Asterisk directmedia and NAT
Recently we were vehemently told it is impossible to remove Asterisk from the media path if there is NAT involved. Naturally, we had to find out if that was wrong. It is absolutely possible, and here are a few ways to do it. These observations are based on experiments with Asterisk 11.
In order for audio to travel directly to the phone, bypassing Asterisk, one of two things must happen:
1) The service provider must ignore the IP address specified in the SDP. This is essential because if the phone is behind NAT, this will be a non-routable IP. Instead, the service provider should reply to the IP that the RTP traffic arrived to it from.
2) The phone must know the WAN IP address of its router so that it can identify itself with a routable IP.
The first option is easiest because it does not require configuring your device correctly. The second option requires a little effort, but is compatible with wholesale service providers that allow audio to travel directly between you and their carriers. Let's talk more about option 2. How can your phone learn the IP address of its router?
a) If Asterisk is outside NAT, and the phone is inside NAT, Asterisk will provide the phone's routable address to it upon registration. Here is an example of what the phone receives:
According to this, the phone's internal IP address is 192.168.1.18, and its router's WAN IP is 184.108.40.206. Now that the phone knows this, it can identify itself as 220.127.116.11. If Asterisk is outside NAT, this is the preferred option. If not, keep reading.
Via: SIP/2.0/UDP 192.168.1.18:5060;branch=z0aW2jA-d2214z-8754z-;received=18.104.22.168;rport=5060
b) You can hard-code the IP address into your phone. The technique for this varies from manufacturer to manufacturer. With Obihai devices, the setting is Service Providers >> ITSP Profile X >> SIP >> X_PublicIPAddress. If you have a static IP, infrequently-changing dynamic IP, or you can update your phone automatically using provisioning, and (a) won't work for you, this is the preferred option.
c) The phone could determine its router's WAN IP address using STUN. However, this may not be desirable. It adds a point of failure: if the STUN server goes down, your service won't work. Additionally, some manufacturers such as Obihai do not correctly support STUN, so even when things are working properly, they won't work well.

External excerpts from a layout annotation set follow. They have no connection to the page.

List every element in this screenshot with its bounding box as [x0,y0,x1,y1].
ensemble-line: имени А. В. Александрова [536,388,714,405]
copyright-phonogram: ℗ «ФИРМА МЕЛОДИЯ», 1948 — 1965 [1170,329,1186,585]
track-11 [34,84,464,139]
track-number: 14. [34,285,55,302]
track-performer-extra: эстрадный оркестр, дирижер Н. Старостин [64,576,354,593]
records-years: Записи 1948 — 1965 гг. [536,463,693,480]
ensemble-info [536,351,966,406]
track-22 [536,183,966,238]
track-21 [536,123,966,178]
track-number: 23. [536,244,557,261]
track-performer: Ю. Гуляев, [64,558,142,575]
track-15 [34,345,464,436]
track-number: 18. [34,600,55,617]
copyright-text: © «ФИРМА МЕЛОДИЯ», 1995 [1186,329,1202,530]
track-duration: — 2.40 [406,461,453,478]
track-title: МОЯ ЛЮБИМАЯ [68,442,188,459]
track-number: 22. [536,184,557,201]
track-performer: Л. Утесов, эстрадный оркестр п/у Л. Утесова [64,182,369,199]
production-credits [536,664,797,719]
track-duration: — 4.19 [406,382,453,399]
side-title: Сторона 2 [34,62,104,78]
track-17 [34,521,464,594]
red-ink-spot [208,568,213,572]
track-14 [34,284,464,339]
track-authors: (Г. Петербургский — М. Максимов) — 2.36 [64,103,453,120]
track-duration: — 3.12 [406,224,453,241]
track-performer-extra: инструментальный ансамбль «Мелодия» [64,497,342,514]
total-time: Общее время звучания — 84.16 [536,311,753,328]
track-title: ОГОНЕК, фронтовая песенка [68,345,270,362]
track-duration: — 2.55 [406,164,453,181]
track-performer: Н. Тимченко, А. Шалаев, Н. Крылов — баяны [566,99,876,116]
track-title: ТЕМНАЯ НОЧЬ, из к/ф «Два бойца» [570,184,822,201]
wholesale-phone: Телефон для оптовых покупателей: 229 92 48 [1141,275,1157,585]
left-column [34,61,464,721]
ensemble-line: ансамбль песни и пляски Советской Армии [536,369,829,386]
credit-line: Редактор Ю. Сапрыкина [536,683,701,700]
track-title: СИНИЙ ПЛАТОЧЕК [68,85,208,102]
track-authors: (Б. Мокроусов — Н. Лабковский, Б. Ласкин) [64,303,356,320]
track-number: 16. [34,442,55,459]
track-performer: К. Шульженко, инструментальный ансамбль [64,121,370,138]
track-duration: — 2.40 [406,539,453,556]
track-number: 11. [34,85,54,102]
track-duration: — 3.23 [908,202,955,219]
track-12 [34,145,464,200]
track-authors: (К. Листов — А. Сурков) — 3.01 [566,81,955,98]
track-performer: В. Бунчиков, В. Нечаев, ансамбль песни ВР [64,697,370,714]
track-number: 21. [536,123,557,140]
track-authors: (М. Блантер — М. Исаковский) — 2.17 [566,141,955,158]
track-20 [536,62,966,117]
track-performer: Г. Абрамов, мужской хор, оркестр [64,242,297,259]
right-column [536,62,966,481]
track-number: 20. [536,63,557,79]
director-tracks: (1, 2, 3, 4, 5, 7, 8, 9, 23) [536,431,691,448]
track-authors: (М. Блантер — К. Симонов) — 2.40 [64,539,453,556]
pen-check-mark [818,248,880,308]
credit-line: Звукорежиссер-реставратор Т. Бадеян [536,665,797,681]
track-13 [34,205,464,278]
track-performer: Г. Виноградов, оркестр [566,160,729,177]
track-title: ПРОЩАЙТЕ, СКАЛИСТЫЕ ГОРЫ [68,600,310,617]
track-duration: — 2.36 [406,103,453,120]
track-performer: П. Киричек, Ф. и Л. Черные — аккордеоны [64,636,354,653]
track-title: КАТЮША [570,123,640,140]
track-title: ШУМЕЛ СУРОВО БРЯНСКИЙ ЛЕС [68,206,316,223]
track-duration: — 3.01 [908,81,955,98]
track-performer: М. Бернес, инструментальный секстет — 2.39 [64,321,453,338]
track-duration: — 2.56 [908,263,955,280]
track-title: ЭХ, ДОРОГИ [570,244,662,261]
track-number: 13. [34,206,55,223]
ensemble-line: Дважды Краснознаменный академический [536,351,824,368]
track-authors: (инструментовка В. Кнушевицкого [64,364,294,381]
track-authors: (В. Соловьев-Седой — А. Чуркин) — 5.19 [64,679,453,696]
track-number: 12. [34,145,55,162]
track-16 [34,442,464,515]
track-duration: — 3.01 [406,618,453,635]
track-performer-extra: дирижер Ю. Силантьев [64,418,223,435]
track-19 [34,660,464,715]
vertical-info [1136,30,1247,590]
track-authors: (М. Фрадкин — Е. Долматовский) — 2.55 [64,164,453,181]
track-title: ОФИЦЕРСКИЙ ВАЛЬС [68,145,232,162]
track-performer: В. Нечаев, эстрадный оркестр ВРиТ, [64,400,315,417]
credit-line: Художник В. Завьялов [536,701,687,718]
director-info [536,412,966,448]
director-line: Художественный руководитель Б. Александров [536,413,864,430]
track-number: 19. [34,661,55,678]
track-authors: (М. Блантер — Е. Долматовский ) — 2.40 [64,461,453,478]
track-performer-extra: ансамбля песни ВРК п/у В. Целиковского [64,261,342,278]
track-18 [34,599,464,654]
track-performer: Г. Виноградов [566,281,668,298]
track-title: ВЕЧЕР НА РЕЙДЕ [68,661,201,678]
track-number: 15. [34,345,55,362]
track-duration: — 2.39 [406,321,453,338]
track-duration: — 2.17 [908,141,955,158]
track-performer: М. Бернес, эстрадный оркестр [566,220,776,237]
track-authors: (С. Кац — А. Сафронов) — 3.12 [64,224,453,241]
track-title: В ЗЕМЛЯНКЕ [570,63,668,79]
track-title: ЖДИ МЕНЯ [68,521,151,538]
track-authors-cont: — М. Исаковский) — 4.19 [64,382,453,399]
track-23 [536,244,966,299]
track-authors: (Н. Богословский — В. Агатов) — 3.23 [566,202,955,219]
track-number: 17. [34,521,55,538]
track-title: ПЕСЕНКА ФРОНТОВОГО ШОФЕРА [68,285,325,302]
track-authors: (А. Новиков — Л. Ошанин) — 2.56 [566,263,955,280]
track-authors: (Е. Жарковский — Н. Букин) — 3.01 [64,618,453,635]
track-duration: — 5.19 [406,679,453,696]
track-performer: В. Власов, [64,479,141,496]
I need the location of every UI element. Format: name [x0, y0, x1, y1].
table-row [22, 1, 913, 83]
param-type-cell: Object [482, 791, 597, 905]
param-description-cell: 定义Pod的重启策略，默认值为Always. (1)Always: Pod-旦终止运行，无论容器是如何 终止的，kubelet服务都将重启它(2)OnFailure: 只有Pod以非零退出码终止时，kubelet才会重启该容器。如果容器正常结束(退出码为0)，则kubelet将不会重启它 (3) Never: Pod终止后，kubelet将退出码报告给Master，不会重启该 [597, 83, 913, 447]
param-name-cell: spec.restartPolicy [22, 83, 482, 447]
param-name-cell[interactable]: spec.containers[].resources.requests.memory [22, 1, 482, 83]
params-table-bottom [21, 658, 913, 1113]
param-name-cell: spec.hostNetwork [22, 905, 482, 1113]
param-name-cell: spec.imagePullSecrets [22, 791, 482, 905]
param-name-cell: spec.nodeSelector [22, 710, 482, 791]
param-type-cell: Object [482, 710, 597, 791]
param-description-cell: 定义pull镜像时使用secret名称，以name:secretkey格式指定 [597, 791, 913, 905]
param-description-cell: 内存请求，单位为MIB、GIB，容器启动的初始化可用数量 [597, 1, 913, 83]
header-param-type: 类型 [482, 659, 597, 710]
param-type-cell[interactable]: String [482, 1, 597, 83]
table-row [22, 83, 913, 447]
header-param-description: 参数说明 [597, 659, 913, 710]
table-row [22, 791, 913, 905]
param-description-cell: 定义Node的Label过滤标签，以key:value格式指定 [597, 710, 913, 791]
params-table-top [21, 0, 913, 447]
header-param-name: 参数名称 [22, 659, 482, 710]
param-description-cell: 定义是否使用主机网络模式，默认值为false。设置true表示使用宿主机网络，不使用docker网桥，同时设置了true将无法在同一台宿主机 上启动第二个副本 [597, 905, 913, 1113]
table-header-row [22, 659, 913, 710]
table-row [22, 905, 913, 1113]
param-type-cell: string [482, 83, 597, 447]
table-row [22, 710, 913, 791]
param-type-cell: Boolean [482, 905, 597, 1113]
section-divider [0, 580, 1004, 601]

d) You can (theoretically) use your router's SIP ALG to rewrite SIP packets. However, when we tested our Tomato router, we discovered it not effective for reinvites to another endpoint on our LAN.
As long as you understand what you are doing, you can safely use any of the above four techniques with directmedia=yes in your sip.conf. As long as Asterisk is not doing something that requires it to proxy audio such as listening for DTMF or recording the call, Asterisk will remove itself from the audio path and audio will travel directly to your phone.